The Mudcat Café TM
Thread #15006   Message #1424420
Posted By: Dave'sWife
01-Mar-05 - 07:41 PM
Thread Name: Origins: Molly/Maureen Bawn
Subject: RE: Molly/Maureen Bawn?
Oh..I should have stated that this was NOT a song. Sorry. I was merely a story collected by an amateur folklorist friend of mine who was out asking older folks born to tell him old stories they knew. It wasn't his style to prompt an informant even though he wasn't a "pro." I've not listened to the tape of THIS story since I don't know where it is presently and even if I did, I don't have a reel- to reel anymore. Still, of those I have heard..he just prompted with the typical "And then what happened" type of question. He and I gathered some stories together in 1983 and he was far less likely to prompt than the Folklorists I studied with.

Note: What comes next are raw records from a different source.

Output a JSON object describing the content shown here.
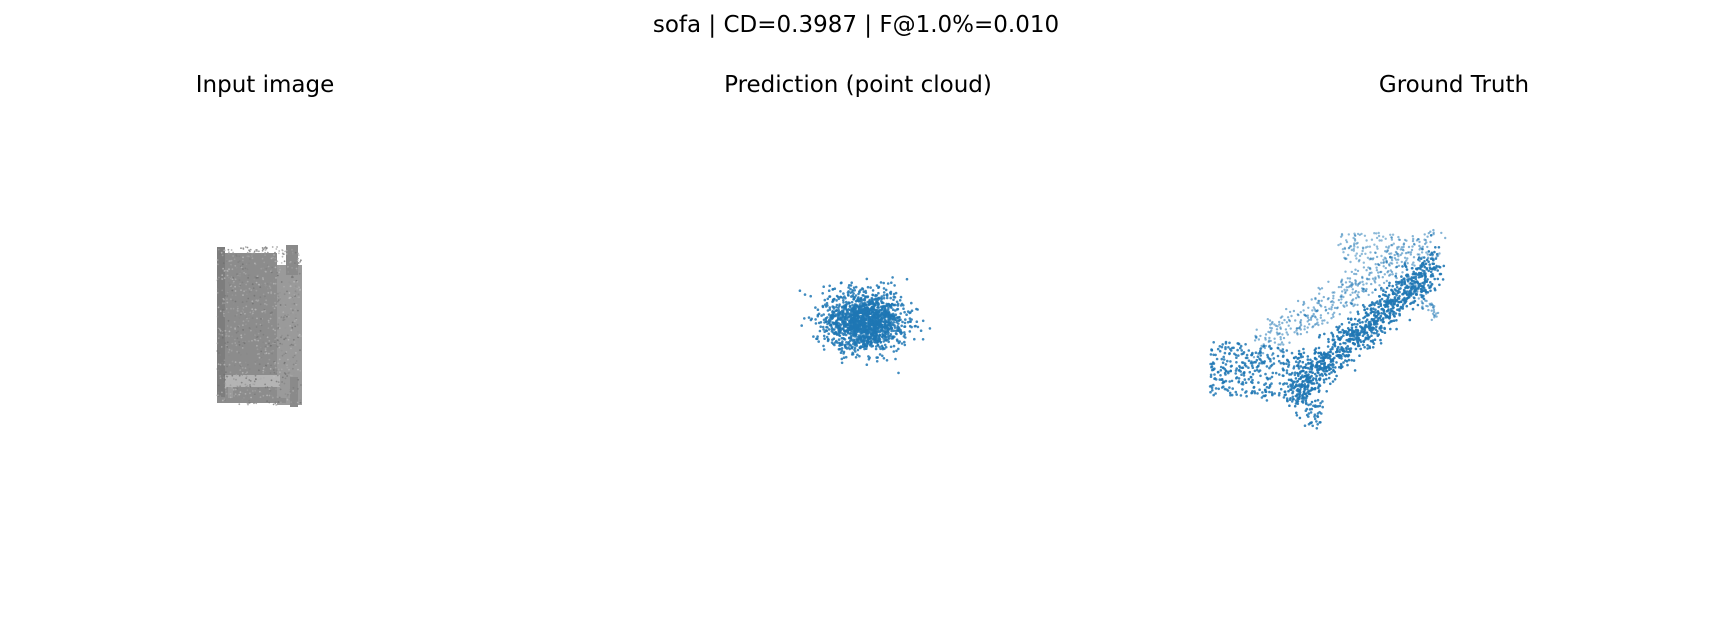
{
  "figure": {
    "title": "sofa | CD=0.3987 | F@1.0%=0.010"
  },
  "panels": [
    {
      "title": "Input image"
    },
    {
      "title": "Prediction (point cloud)"
    },
    {
      "title": "Ground Truth"
    }
  ],
  "chart_data": [
    {
      "type": "image",
      "title": "Input image",
      "content": "grayscale rendered sofa",
      "color": "#8c8c8c",
      "grid": false,
      "axes": "off"
    },
    {
      "type": "scatter",
      "title": "Prediction (point cloud)",
      "distribution": "isotropic gaussian blob",
      "center": [
        0,
        0
      ],
      "std": [
        0.3,
        0.22
      ],
      "num_points": 1600,
      "point_color": "#1f77b4",
      "grid": false,
      "axes": "off"
    },
    {
      "type": "scatter",
      "title": "Ground Truth",
      "shape": "sofa (diagonal seat, back, armrests)",
      "num_points": 2000,
      "point_color": "#1f77b4",
      "grid": false,
      "axes": "off"
    }
  ]
}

The Swan girl story is the only one of its type in his notes which I inherited upon his death back in 1988. He wasn't an academic - never published anything in any serious forums. Just typed up all his collected songs and stories and shared them about. In fact, it was when I was in grad school that I met this fellow, relying on him to help me transcribe my own field work. He had written some rather nifty UNIX code for 3-line transcription useful when you needed to do running and literal translations atop eachother in text. Dating myself there for sure but in the early 80s, at my university, it was still UNIX or worse I'm afraid.

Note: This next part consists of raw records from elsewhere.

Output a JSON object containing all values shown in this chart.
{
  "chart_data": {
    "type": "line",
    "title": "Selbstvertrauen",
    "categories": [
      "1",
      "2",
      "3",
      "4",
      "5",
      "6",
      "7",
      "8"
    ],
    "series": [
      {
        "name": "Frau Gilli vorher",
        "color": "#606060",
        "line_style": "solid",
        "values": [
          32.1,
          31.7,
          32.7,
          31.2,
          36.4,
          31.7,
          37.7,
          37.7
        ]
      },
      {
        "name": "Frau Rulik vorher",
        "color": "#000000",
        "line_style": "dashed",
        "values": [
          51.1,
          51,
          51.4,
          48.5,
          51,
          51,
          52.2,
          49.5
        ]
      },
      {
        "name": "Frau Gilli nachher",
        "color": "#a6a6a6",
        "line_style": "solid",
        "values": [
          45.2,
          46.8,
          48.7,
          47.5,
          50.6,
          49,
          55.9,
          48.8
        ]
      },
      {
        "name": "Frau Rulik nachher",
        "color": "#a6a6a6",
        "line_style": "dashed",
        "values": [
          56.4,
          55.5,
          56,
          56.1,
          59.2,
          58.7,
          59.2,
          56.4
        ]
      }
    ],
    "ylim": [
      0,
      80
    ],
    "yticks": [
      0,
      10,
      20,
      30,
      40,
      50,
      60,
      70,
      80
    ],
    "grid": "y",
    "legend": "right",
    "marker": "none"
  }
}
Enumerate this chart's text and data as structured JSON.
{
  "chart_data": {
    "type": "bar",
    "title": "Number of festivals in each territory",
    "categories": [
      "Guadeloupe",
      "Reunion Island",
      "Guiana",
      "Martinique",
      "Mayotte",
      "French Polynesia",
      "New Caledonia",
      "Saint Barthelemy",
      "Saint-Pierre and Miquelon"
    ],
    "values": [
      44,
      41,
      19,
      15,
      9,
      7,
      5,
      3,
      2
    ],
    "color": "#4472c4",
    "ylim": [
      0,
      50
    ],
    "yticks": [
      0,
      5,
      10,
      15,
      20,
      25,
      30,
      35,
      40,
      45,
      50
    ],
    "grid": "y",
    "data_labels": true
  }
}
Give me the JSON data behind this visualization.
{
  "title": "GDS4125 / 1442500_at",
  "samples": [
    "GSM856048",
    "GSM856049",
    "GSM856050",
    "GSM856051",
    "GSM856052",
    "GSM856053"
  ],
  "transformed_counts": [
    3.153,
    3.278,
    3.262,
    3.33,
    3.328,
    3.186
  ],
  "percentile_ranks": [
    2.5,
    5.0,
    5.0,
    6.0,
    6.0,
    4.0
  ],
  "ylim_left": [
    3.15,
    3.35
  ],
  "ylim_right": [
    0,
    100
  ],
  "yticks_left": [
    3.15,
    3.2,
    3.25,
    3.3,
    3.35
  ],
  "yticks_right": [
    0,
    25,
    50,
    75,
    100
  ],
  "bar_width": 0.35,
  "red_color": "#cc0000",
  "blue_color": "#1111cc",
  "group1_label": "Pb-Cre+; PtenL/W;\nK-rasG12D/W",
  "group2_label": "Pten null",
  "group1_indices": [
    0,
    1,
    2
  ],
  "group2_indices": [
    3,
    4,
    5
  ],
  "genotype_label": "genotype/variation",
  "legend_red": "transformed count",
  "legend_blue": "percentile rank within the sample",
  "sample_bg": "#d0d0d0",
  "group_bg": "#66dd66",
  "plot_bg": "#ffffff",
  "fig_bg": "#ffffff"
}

I was flipping through these all last week and sat down today to look up some themes and lyric snippets. I've known the standard version of Molly Bawn but assumed perhaps maybe there was something about it I didn't know. Turns out to be plenty I didn't know!

In the story as collected..

She's a Swan sometimes by night (not every night apparently)..girl by day just like her dead mother was. Her father knows nothing of this enchantment.. spies her in the brush (like the song) one summer night (the informant says "it was a night in late summer)") and shoots her through the heart. He goes to collect the dead bird, and as it lays dying, it reverts into the form of his own dear girl. The detail is that he shot her through the heart. She also forgives him before dying in his arms. It seems to me to be an amalgamation of the song as we know it, some Cinema tradition and maybe some old myth. The transformaion scene just smacked of Universal Horror film to me. It certainly seems plausible.

The informant does say the girl is 'Enchanted", does not name her Molly or anything else, states she is "fair" and that it was raining on the night in question. Other than that, there's nothing too emarkable.

Doesn't it sound like a mix of the song and a fairy story? That would be my guess.